Tell Edwin I haven't forgotten about the death threats his boss made to a member of our team.


----------



## SuperBane (Dec 17, 2013)

lmao not sure if srs


----------



## Bro Bundy (Dec 17, 2013)

a true piece of shit..a trader and a fake...fuk that faggot


----------



## transcend2007 (Dec 17, 2013)

I was caught in the Zeek scam.  Pikki was not directly involved however he also refused to recognize what had been done hurt a lot of good bros.

Zeeks dead...this community has grown and prospered.  

Men are ultimately responsible for their actions.

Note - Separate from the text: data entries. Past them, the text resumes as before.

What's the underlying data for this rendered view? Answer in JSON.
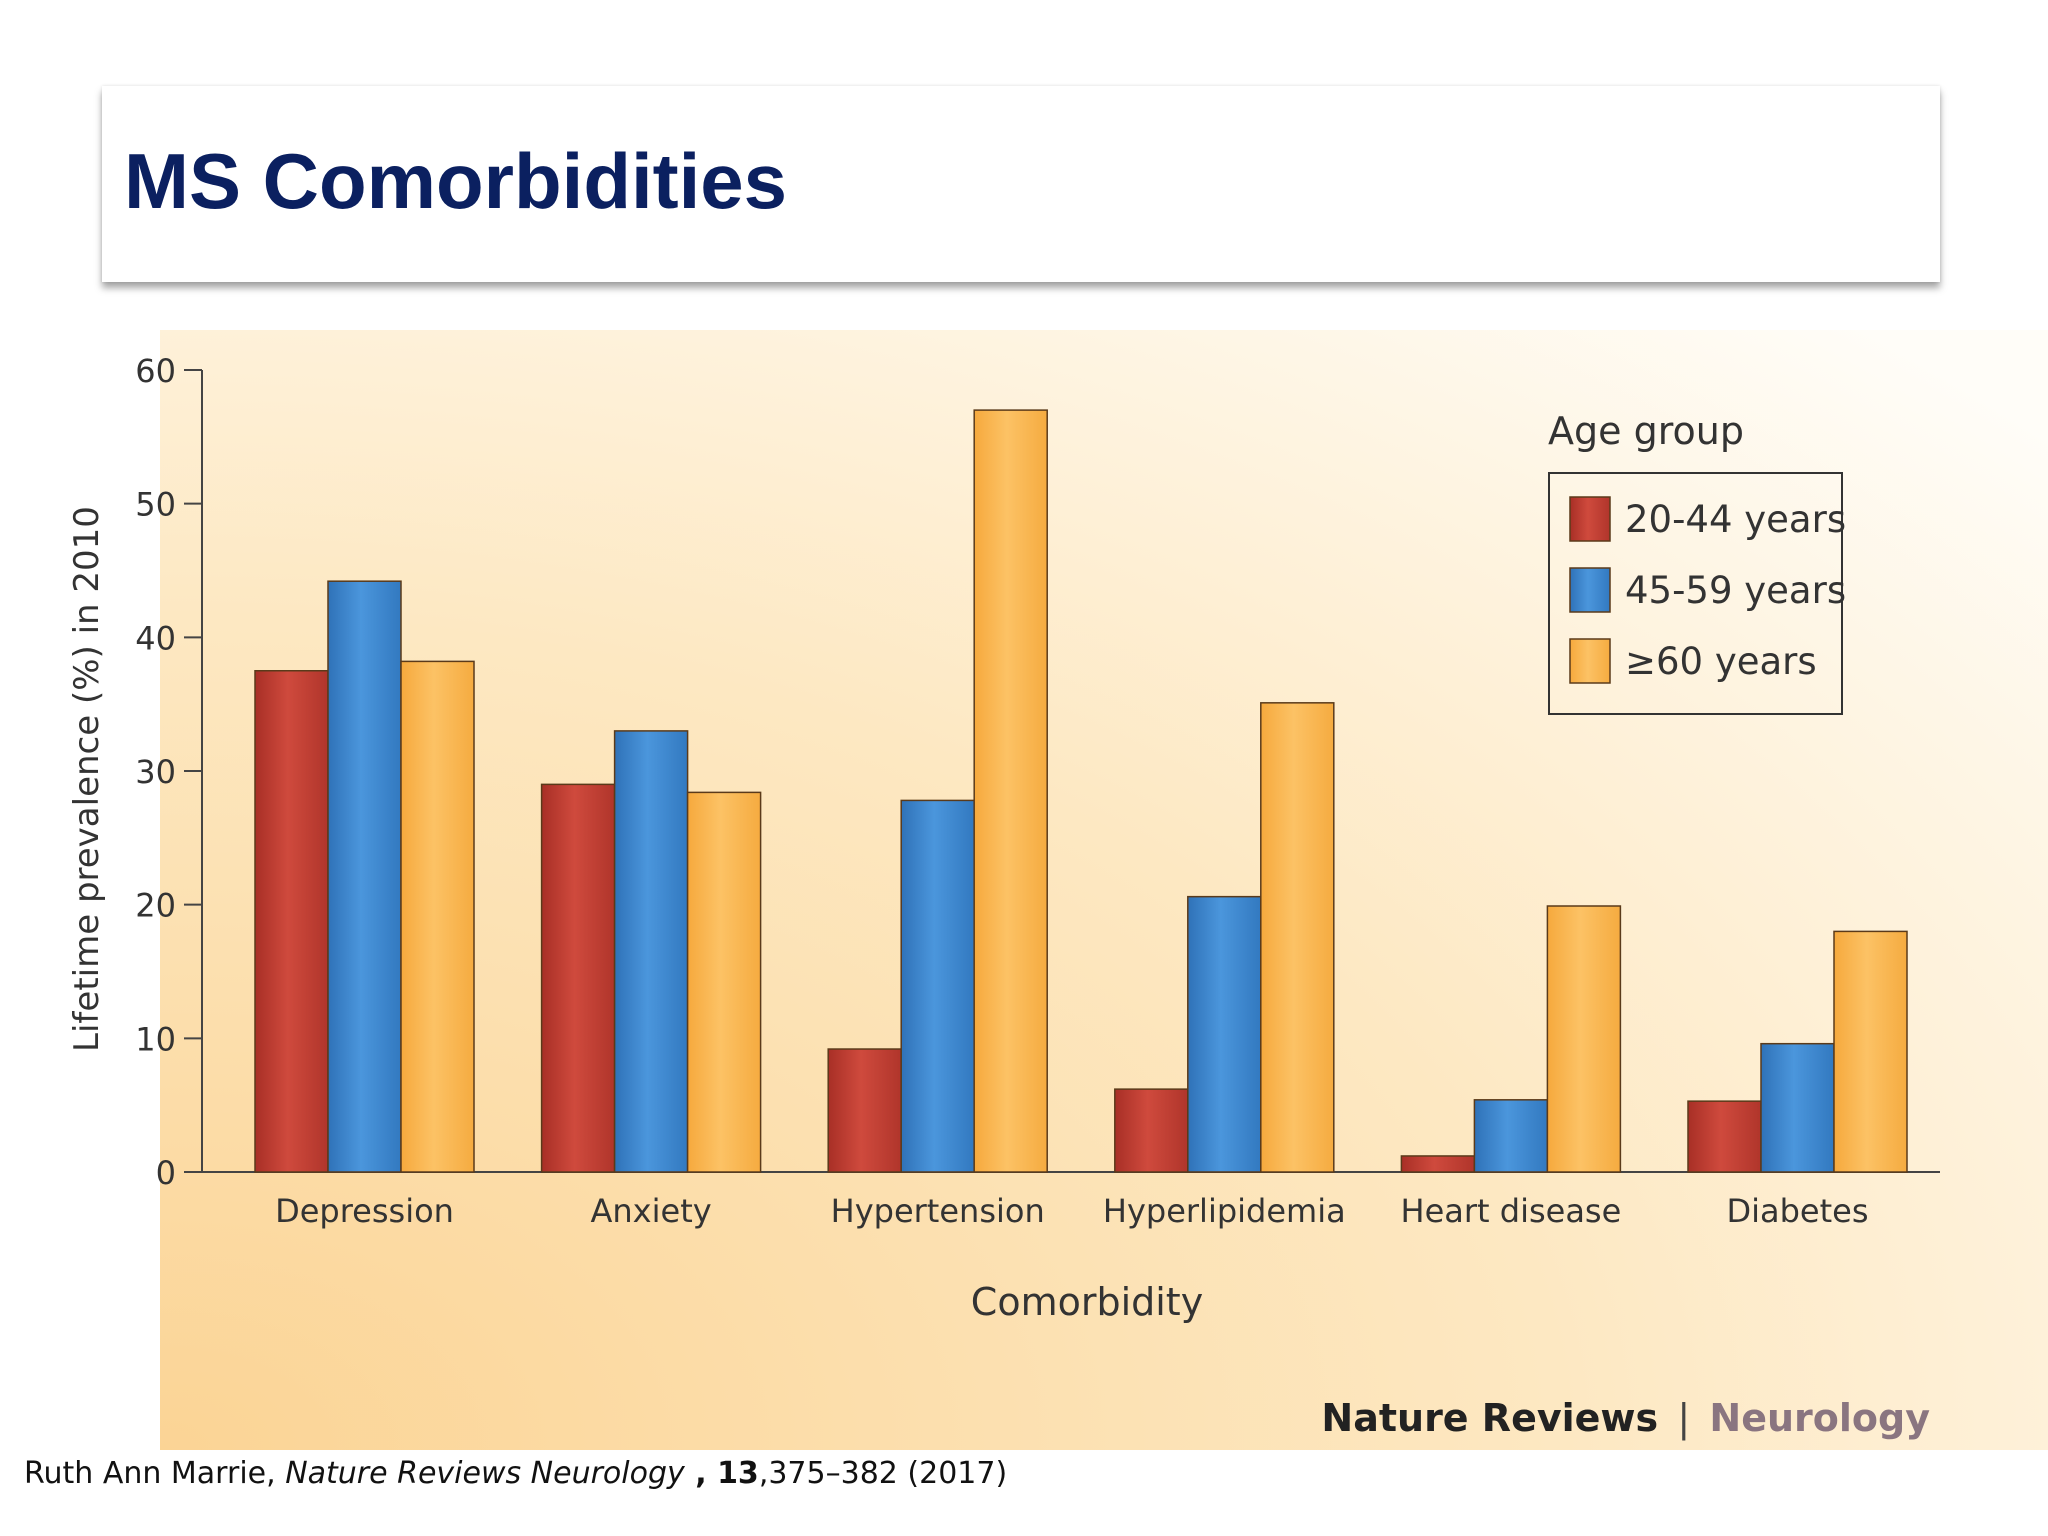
{
  "slide": {
    "title": "MS Comorbidities"
  },
  "chart_data": {
    "type": "bar",
    "title": "",
    "xlabel": "Comorbidity",
    "ylabel": "Lifetime prevalence (%) in 2010",
    "ylim": [
      0,
      60
    ],
    "yticks": [
      "0",
      "10",
      "20",
      "30",
      "40",
      "50",
      "60"
    ],
    "categories": [
      "Depression",
      "Anxiety",
      "Hypertension",
      "Hyperlipidemia",
      "Heart disease",
      "Diabetes"
    ],
    "legend_title": "Age group",
    "legend_position": "top-right",
    "series": [
      {
        "name": "20-44 years",
        "color": "#c0392f",
        "values": [
          37.5,
          29,
          9.2,
          6.2,
          1.2,
          5.3
        ]
      },
      {
        "name": "45-59 years",
        "color": "#3a86cf",
        "values": [
          44.2,
          33,
          27.8,
          20.6,
          5.4,
          9.6
        ]
      },
      {
        "name": "≥60 years",
        "color": "#fbb54c",
        "values": [
          38.2,
          28.4,
          57,
          35.1,
          19.9,
          18
        ]
      }
    ]
  },
  "source": {
    "brand_primary": "Nature Reviews",
    "brand_separator": "|",
    "brand_secondary": "Neurology"
  },
  "citation": {
    "author": "Ruth Ann Marrie, ",
    "journal": "Nature Reviews Neurology",
    "sep": " , ",
    "volume": "13",
    "pages_year": ",375–382 (2017)"
  }
}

I am going to leave it at that...noff said....


----------



## Yaya (Dec 17, 2013)

if u plan on doing business with pikkiki u will need jada to translate since they are both spanards...u can never be too safe


----------



## Malevolence (Dec 17, 2013)

See this was the Shit I didn't know about cause I was gone for a while and I hadn't talk to him for a Kong time either. That is why I wanted to find out the skinny before I did anything with him. I hadn't seen him since he moved to Florida


----------



## 69nites (Dec 17, 2013)

PillarofBalance said:


> If you don't recall when zeek/pinn pulled their scam and we banned him Pikiki found nothing wrong with Zeek ' s actions. You want to do business with a scumbag like that?


**** that guy.


----------



## RustyShackelford (Dec 17, 2013)

That sh#t is horrible.


----------



## Malevolence (Dec 17, 2013)

Ok point taken there was just a convenience factor but I have been enlightened!!!


----------



## biggerben692000 (Dec 17, 2013)

Malevolence said:


> Ok point taken there was just a convenience factor but I have been enlightened!!!

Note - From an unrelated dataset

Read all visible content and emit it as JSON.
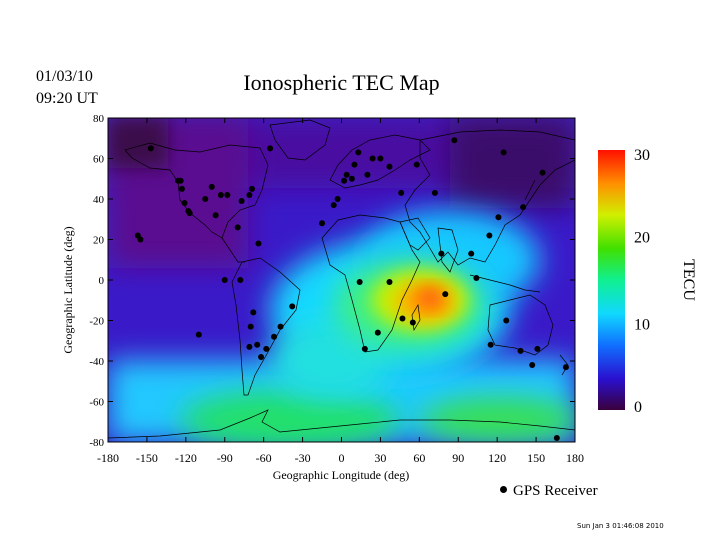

I don't know you partner but if you used the Search feature I'm sure all of the things said would have been said and more. You implied that you were not going through with whatever deal you 2 were working on, is this correct?


----------



## Malevolence (Dec 17, 2013)

That is correct


----------



## Big Worm (Dec 17, 2013)

Pikiki is al jadas twin brother. Neither one of them bench.


----------



## TheLupinator (Dec 17, 2013)

The miniature mexican that gave zeek reach arounds while he fuked our brothers over? idk bout you but that's not my type of business partner


----------



## don draco (Dec 17, 2013)

From what I've heard about him, I would never associate myself or do business w/ somebody like Pikiki ..  the guy's a scumbag


----------